Dopo essere risultato positivo a un controllo antidoping, il capitano del Benevento Calcio è stato squalificato per un anno.
La difesa del calciatore si è imperniata, senza risultato, sulla non conoscenza della sostanza utilizzata, fatto confermato dallo stesso medico sociale.
Per capire la ratio di questa motivazione è necessario valutare le differenze tra giustizia penale e quella sportiva.
In ambito penale bisogna fare riferimento all’art. 9 della legge 376/2000, secondo cui «è punito con la reclusione da tre mesi a tre anni chiunque procura ad altri, somministra, assume o favorisce comunque l’utilizzo di farmaci o di sostanze, che non siano giustificate da condizioni patologiche e siano idonee a modificare le condizioni psicofisiche o biologiche dell’organismo».
In ambito sportivo non vi è una vera e propria definizione ma il CONI, il quale recepisce completamente le disposizioni antidoping dell’organo internazionale WADA, stabilisce che il doping sia semplicemente la violazione delle regole antidoping, prevedendo che il soggetto sia punibile per l’oggettiva presenza della sostanza proibita nel suo organismo.

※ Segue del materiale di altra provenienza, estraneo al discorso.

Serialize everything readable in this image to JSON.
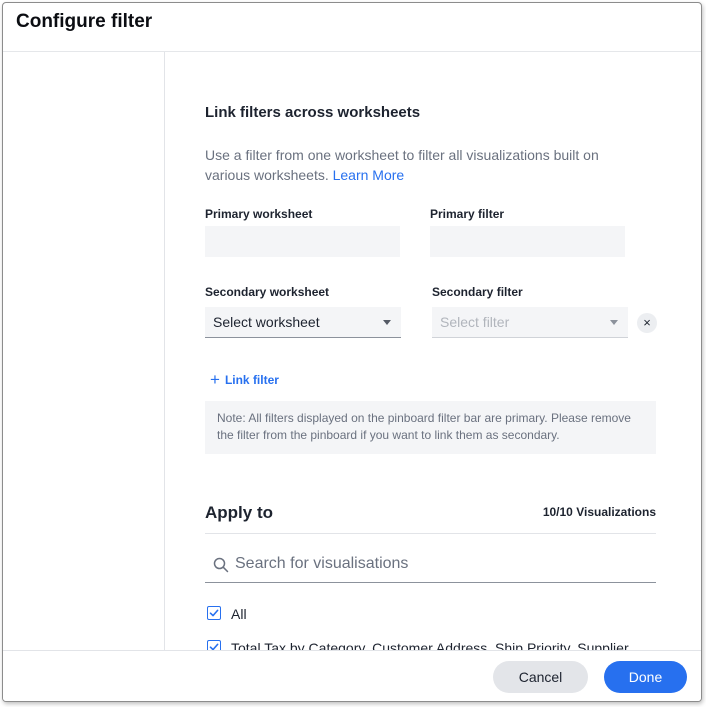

È facile evincere come in quest’ultimo caso vi sia dunque una vera e propria responsabilità oggettiva, a differenza dell’ambito penale in cui è invece richiesto l’elemento soggettivo del dolo specifico.
Alla luce di ciò la condanna sportiva è ineluttabile ma non è privo di logica condannare un soggetto inconsapevole di quello che assume? Il doping di Stato della Germania dell’Est sembra aver condotto il WADA da un eccesso all’altro.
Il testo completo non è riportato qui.